Dernièrement, j'ai lu Notre rue, un recueil de nouvelles de l'auteur hongrois Sandor Tar. J'avais apprécié cette description de l'après-guerre appauvri, entrant dans le communisme. C'était dur, un peu sombre, mais ponctué de moments tendres, un peu comme une chronique de village avec ses personnages pittoresques. Suffisamment douce-amer pour que je puisse apprécier l'expérience. Choucas, cet autre recueil de nouvelles, n'a pas opéré le même charme. Je n'ai pas détesté mais ce ne fut pas un coup de coeur non plus. Disons que, cette fois-ci, l'auteur a misé davantage sur le côté amer, dur et sombre.
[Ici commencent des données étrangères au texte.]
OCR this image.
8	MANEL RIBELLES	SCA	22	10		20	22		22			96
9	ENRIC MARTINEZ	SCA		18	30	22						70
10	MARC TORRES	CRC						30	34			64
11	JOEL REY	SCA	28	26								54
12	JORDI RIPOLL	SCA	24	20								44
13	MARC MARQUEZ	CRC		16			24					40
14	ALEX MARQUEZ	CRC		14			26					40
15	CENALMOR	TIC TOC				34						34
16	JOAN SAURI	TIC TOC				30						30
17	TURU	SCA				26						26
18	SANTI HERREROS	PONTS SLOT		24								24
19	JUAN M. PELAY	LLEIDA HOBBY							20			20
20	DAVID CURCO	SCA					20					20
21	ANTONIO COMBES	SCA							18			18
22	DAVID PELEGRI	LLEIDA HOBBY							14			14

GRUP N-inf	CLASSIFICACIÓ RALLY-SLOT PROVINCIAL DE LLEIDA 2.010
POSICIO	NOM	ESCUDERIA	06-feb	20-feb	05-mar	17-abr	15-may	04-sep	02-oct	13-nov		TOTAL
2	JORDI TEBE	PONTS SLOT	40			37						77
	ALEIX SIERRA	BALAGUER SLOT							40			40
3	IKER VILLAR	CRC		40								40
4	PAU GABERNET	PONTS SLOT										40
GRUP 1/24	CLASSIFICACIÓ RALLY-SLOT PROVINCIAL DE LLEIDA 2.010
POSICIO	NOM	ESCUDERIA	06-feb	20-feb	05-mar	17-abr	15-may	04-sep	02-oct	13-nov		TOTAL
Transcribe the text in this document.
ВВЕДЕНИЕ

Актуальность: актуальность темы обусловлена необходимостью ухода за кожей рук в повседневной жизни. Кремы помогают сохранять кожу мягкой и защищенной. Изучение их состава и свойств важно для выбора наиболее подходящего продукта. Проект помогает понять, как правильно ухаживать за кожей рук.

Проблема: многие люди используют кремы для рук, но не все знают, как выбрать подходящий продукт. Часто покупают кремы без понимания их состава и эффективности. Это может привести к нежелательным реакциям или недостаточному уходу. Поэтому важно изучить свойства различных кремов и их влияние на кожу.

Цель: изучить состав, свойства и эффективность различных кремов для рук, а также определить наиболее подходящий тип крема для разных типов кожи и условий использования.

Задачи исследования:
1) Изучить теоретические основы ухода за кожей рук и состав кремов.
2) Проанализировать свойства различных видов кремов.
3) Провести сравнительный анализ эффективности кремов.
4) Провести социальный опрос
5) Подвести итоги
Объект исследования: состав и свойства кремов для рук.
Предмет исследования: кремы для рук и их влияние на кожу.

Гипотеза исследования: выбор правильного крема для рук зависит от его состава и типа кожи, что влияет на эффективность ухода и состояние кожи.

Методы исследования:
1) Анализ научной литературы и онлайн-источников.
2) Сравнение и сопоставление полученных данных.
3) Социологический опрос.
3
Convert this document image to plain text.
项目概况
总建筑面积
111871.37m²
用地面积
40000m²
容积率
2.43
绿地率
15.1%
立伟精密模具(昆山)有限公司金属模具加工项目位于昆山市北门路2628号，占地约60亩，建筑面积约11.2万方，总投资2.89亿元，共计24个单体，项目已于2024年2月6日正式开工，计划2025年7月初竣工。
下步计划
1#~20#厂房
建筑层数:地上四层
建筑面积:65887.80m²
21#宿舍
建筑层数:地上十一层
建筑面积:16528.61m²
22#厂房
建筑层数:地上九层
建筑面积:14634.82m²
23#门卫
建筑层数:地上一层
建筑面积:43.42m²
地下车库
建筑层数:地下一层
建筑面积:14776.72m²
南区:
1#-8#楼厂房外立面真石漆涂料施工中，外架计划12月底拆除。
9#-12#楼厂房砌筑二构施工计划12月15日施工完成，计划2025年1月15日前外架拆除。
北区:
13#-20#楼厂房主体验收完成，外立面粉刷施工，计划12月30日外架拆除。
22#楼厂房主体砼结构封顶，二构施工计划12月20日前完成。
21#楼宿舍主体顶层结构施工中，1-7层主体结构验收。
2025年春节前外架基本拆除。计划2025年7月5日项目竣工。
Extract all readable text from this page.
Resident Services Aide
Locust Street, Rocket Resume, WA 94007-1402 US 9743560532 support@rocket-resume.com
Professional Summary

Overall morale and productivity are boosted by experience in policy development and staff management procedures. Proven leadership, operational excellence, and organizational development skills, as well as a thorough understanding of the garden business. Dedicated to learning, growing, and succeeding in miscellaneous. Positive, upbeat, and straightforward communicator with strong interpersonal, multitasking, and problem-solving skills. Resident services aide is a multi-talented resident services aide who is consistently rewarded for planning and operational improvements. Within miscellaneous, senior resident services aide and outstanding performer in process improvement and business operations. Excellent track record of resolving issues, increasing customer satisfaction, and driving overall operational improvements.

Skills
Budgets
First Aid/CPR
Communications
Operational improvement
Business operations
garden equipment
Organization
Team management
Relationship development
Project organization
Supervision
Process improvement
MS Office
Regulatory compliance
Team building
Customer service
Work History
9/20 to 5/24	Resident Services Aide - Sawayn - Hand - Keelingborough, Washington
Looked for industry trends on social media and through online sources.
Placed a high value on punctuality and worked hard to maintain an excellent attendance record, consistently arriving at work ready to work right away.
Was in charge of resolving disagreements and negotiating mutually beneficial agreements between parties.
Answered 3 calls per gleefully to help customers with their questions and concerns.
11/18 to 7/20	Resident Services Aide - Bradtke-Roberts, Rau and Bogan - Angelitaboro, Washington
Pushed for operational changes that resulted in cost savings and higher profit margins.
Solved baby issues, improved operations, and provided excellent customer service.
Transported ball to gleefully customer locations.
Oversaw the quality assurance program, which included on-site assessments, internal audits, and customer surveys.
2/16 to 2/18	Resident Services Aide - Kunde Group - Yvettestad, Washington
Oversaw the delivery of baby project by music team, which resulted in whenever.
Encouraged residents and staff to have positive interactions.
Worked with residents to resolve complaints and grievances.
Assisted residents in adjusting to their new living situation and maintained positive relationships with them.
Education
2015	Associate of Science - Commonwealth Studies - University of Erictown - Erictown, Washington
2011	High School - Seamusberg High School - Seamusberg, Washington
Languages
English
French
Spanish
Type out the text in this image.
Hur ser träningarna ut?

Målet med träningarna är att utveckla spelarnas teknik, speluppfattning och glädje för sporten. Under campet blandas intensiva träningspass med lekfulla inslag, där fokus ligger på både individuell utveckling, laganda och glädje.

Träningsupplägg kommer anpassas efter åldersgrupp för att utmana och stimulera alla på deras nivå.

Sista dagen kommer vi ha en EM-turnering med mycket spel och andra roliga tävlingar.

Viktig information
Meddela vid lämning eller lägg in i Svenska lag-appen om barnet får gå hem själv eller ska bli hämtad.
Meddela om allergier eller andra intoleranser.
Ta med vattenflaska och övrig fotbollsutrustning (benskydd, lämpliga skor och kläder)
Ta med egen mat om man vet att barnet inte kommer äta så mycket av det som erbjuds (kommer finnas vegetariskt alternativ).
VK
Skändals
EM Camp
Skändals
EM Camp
La nouvelle éponyme, Choucas, fut difficile à suivre. On y rencontre Maté, Ipogy et Horog – ouf ! pour un lecteur francophone –, trois jeunes tziganes qui cherchent emploi et gîte et autour d'eux gravitent un choucas, un oiseau. C'était intrigant. Alors que le trio se fait repousser par les humains, cet animal leur reste fidèle. Mais je n'ai pas eu le loisir de réfléchir aux thèmes tellement j'avais l'impression de m'embourber dans l'intrigue plutôt dense. Par exemple, assez tôt, le choucas devient un garçon qui parle. Étais-je tombé dans un récit fantastique ? J'ai dû relire deux fois pour essayer de comprendre. Finalement, il semble y avoir un quatrième jeune tzigane. Mélangeant ! Mais j'ai poursuivi ma lecture : malgré tout, c'était hors de l'ordinaire, étrangement attirant. Ce paysage de chantier de construction, d'immeuble en béton, aussi dur que les gens qui y travaillent et y vivent, il m'interpelait. Et, après tout, c'est là que trouvent refuge les âmes en peine, les jeunes tziganes n'y rencontre pas que l'hostilité, ils y font également de belles rencontres. C'est là qu'ils trouvent le courage de s'ouvrir les uns aux autres. Puis, la finale m'a intrigué, mystérieuse et poétique. Je ne m'y attendais pas du tout et ce fut agréable.



Malgré cela, je suis resté sur ma première mauvaise impression et le style d'écriture de Sandor Tar y est pour beaucoup. En particulier les dialogues, qui sont intégrés à même les paragraphes, sans tirets ni guillemets pour les distinguer ou les faire ressortir. En soi, ce n'est pas un problème, je trouvais ça original, stylisé dans Notre rue. Mais, quand ces dialogues sont nombreux et que les pragraphes sont longs, ça ajoute inutilement à la complexité.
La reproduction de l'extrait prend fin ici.